Di fronte al salto che ti renderà immortale o spegnerà per sempre la tua vita, puoi scegliere solo se raccomandare la tua anima a Dio oppure al Diavolo. Prima di salire,
Evel Knievel ha voluto la benedizione del cugino padre Sullivan, prete cattolico, ma non cambia niente. Perché il diavolo è lui. E fra pochi istanti verrà sparato da un propulsore a reazione per la più pazzesca delle imprese mai tentata su due ruote, il salto dello Snake River Canyon, nell’Idaho: 485 metri da una sponda all’altra e, sotto, un baratro a cui è meglio non pensare. Con in mezzo il fiume, profondo, in cui c’è pure il rischio di annegare nel caso il salto fosse corto. Sempre ammesso che il razzo dietro la schiena non esploda prima.
Cosa passa per la testa di un uomo chiuso nella cabina di un missile a due ruote, mentre attende il calcio che gli mozzerà il fiato proiettandolo verso l’infinito? Evel Knievel il demonio dei salti, “The Daredevil”, che significa “il temerario”. Al secolo Robert Craig Knievel, nativo di Butte, cittadina mineraria del Montana, ma oramai universalmente noto con quel nomignolo che si richiama a “evil”, malvagio, scelto con una punta di malizia per l’assonanza con il cognome. Lo aveva voluto Bob Blair, proprietario della ZDS Motors e distributore Norton per la West Coast: lo aveva sponsorizzato dandogli una moto ai tempi dei suoi primi spettacoli, nel 1966, chiedendo però di introdurre nel titolo dello show il nomignolo escogitato nella notte passata in guardina.

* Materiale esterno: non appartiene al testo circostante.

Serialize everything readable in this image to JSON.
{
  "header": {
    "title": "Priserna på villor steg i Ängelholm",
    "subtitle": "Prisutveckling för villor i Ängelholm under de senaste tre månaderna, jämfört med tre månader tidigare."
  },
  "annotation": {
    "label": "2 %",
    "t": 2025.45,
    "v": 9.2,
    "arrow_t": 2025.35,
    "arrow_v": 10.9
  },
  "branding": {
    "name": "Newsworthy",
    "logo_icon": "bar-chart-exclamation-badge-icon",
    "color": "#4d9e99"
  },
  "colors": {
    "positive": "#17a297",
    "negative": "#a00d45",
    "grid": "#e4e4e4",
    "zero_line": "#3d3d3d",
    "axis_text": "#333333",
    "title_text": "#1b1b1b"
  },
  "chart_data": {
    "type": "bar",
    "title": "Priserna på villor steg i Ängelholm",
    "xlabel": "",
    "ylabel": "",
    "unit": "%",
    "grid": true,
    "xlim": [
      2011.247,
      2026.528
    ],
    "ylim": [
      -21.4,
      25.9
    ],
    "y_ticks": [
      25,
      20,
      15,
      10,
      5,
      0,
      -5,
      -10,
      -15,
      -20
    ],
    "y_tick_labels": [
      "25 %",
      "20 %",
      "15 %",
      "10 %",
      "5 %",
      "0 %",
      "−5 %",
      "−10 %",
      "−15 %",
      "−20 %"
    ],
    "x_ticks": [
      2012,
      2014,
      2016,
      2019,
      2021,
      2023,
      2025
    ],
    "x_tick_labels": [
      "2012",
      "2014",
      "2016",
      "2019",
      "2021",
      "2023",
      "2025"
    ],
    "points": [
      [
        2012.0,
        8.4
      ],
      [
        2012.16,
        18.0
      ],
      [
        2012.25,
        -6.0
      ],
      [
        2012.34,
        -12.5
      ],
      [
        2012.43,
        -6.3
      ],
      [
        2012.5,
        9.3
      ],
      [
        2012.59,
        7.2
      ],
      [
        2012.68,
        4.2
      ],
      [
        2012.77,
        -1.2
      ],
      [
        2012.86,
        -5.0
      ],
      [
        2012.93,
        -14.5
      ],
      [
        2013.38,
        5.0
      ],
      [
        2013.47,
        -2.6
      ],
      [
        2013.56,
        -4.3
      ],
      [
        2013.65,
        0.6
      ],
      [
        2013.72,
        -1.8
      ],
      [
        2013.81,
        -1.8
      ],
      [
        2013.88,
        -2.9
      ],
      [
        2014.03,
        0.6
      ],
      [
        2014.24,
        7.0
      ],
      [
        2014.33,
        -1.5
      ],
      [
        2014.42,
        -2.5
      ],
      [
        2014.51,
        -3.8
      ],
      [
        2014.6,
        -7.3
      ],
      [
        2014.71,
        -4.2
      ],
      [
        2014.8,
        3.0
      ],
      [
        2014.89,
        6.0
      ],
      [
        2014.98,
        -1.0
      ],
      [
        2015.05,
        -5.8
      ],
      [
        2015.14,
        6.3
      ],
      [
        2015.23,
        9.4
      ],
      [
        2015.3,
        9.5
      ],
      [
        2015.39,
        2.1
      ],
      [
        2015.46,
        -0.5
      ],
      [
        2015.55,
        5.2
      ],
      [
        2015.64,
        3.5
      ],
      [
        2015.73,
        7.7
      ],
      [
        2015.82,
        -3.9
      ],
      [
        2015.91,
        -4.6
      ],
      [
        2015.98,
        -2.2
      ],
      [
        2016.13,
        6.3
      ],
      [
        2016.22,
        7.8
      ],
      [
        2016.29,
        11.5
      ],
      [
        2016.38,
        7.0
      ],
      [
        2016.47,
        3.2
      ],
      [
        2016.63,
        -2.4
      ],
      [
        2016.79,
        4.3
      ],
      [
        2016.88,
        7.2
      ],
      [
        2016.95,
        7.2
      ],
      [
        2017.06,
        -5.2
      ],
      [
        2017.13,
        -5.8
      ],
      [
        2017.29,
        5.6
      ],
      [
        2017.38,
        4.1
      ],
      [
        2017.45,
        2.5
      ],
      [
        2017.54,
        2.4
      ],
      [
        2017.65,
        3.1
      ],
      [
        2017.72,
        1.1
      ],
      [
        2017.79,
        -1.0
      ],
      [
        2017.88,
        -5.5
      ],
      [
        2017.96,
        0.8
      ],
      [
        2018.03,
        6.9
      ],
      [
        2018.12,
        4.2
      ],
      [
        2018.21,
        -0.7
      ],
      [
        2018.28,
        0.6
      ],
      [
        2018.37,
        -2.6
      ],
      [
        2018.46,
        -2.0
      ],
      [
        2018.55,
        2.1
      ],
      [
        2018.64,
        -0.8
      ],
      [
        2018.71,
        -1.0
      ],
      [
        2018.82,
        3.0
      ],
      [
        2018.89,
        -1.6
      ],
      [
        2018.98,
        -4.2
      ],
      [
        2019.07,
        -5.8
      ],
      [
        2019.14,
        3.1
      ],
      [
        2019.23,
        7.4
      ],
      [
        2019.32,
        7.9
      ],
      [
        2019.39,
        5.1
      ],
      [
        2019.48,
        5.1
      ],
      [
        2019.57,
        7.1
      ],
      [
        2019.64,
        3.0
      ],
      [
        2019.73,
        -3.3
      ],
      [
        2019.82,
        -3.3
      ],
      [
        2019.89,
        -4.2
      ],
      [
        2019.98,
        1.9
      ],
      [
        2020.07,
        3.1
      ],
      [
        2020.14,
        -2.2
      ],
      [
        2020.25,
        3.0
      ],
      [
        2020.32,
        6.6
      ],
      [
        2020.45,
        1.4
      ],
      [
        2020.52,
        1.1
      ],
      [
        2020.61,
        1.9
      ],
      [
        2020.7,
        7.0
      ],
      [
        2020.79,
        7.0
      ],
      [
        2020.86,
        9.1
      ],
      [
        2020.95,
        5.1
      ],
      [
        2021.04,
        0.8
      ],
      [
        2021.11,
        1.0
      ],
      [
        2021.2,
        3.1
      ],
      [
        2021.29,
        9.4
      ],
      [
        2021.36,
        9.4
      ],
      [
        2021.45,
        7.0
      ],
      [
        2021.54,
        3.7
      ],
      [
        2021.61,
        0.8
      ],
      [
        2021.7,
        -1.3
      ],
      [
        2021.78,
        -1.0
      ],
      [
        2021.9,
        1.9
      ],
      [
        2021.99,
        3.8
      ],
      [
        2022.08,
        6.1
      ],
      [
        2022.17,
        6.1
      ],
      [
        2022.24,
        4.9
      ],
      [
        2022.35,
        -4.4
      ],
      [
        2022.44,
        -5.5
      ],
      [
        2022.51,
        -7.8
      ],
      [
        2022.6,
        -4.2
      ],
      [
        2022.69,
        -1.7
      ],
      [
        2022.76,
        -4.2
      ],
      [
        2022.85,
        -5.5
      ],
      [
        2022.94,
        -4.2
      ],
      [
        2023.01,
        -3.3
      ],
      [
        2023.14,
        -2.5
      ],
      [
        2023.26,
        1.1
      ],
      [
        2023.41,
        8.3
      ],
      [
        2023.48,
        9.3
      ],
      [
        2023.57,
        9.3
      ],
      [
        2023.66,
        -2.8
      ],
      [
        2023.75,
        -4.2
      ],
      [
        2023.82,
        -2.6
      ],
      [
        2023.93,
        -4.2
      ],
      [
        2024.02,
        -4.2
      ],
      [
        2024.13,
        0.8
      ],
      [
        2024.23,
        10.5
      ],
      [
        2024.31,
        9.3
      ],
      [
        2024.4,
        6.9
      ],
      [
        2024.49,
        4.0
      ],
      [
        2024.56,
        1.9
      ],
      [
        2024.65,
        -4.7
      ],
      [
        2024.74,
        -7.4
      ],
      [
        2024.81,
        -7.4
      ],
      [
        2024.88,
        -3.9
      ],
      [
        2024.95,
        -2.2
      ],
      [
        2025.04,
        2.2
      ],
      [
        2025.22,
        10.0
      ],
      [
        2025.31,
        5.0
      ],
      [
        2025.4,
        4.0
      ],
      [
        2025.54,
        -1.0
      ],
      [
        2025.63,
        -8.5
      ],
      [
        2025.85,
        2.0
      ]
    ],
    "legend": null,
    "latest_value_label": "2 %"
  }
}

Knievel era finito lì per una ragazzata in moto, manco a dirlo, ma negli States la polizia non scherza e la “guida pericolosa” gli era costata una notte al fresco. Perché stupirsi? Non molto tempo prima era stato licenziato dalle miniere di rame della Anaconda Mining Company perché, impennando una ruspa come fosse una moto, era finito dritto nella principale linea elettrica di Butte, travolgendola e lasciando la città senza corrente per alcune ore.